Kritik JPPI soal MBG
JPPI membeberkan beberapa masalah serius dalam MBG, di antaranya:
1. Sekolah/Madrasah Menjadi Bumper
Peristiwa di Brebes dan Polewali Mandar dinilai sebagai bukti orang tua dan sekolah dipaksa menanggung risiko kesehatan murid. Sedangkan tanggung jawab utamanya ada pada pemerintah yang menyediakan program.
2. Lemahnya Pengawasan dari Pemerintah Daerah
Menurut JPPI, pemda khususnya dinas pendidikan dan dinas kesehatan tidak hadir dengan tegas untuk memastikan standar pangan, distribusi, dan keamanan makanan.
3. Standar Gizi Bermasalah
"Banyak anak menerima makanan yang jauh dari standar gizi seimbang: porsi kecil, kualitas bahan rendah, dan variasi menu tidak sesuai kebutuhan tumbuh kembang. Kondisi ini bukan hanya gagal mencapai tujuan gizi, tetapi juga menimbulkan risiko keracunan massal di berbagai daerah," jelas JPPI.
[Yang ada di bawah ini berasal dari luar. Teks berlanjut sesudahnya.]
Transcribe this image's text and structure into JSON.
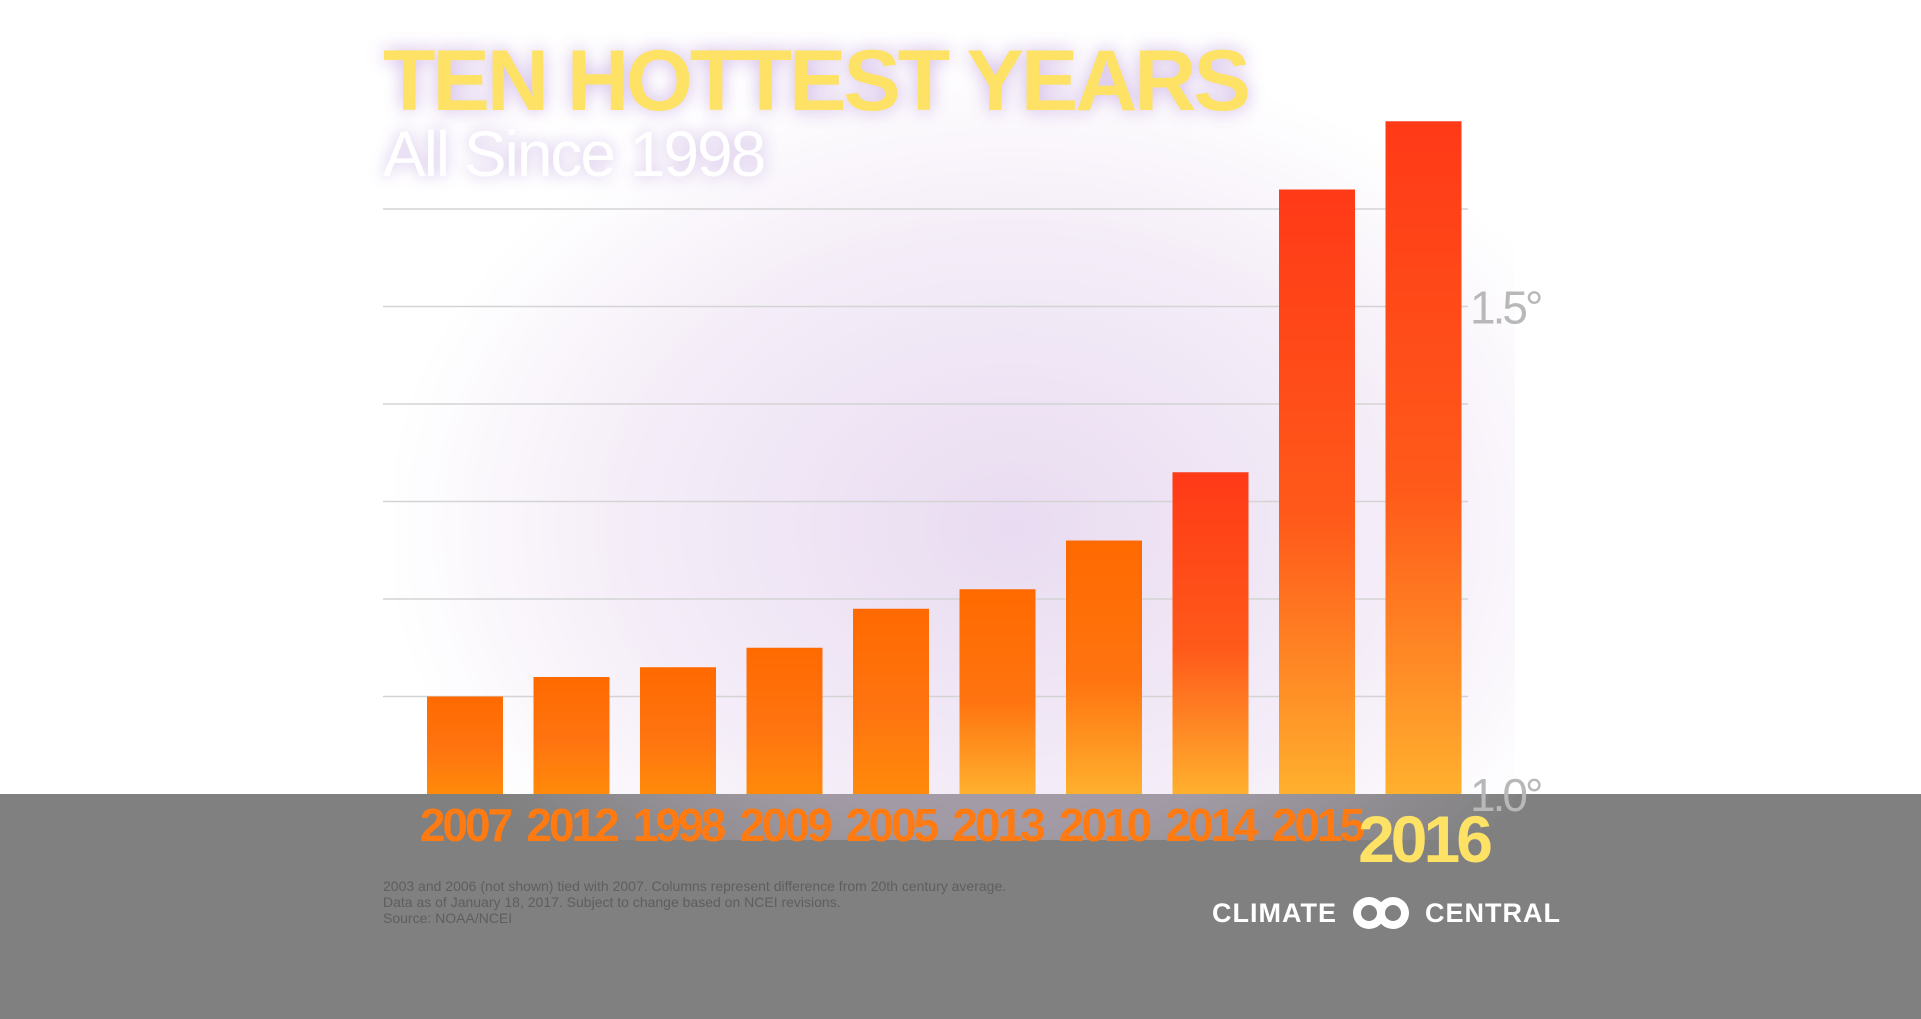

4. BGN Pusat Gagal Menjamin Akuntabilitas
"Sebagai pengendali program MBG, Badan Gizi Nasional justru membiarkan klausul-klausul bermasalah, bahkan terkesan mendorong sekolah menutup kasus jika terjadi keracunan," ungkap JPPI.
5. Hak Anak Terancam
JPPI berpendapat, anak-anak dijadikan objek eksperimen kebijakan tanpa perlindungan, bertentangan dengan UU Perlindungan Anak dan UU Keamanan Pangan.
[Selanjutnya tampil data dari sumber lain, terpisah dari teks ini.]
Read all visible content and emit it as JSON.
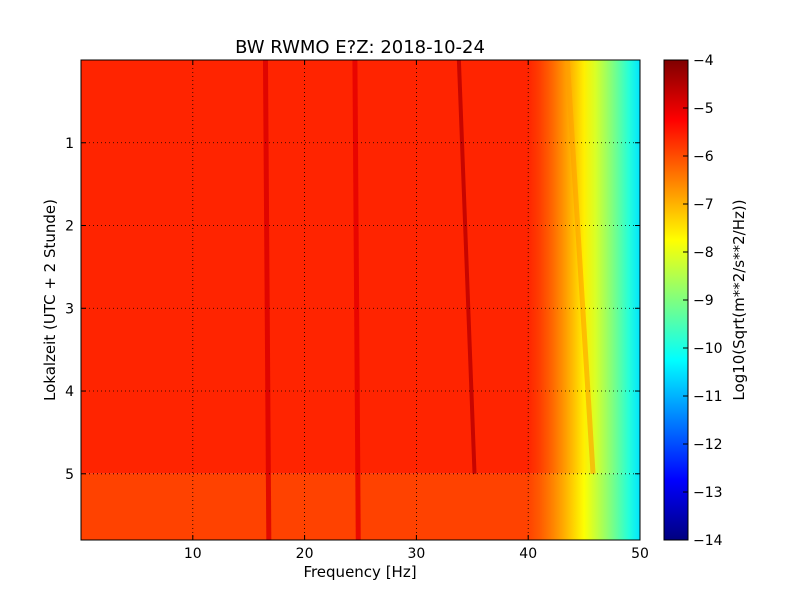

Rekomendasi Evaluasi dari JPPI
- Mencabut semua surat pernyataan/MoU bermasalah yang membebankan risiko kesehatan pada sekolah/madrasah atau orang tua.
- Perkuat pengawasan Pemda, BPOM/Dinkes, juga melibatkan masyarakat sipil dalam setiap tahap distribusi makanan di sekolah atau madrasah.
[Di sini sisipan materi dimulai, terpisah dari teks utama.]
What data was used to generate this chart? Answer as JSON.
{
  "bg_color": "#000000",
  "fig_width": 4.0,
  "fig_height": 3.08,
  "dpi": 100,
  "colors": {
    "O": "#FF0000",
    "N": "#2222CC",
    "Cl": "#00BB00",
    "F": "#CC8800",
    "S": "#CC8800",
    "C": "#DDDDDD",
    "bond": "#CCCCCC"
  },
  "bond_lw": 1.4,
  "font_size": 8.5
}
- BGN pusat bertanggung jawab penuh terhadap keamanan, transparansi, dan standar gizi. JPPI menegaskan BGN pusat tidak boleh berlindung di balik sekolah atau madrasah.
- Publikasi terbuka terhadap setiap kasus keracunan supaya masyarakat tahu, dan bukannya ditutup-tutupi.
- Menghentikan dan mengevaluasi semua program MBG, sehingga benar-benar jadi kebijakan gizi anak, bukan semata proyek politik.
"Kalau pemerintah serius dengan MBG, maka harus ada jaminan mutu, transparansi, dan mekanisme tanggung jawab yang jelas dari pusat hingga sekolah. Jangan jadikan murid sebagai korban eksperimen politik," tegas Ubaid.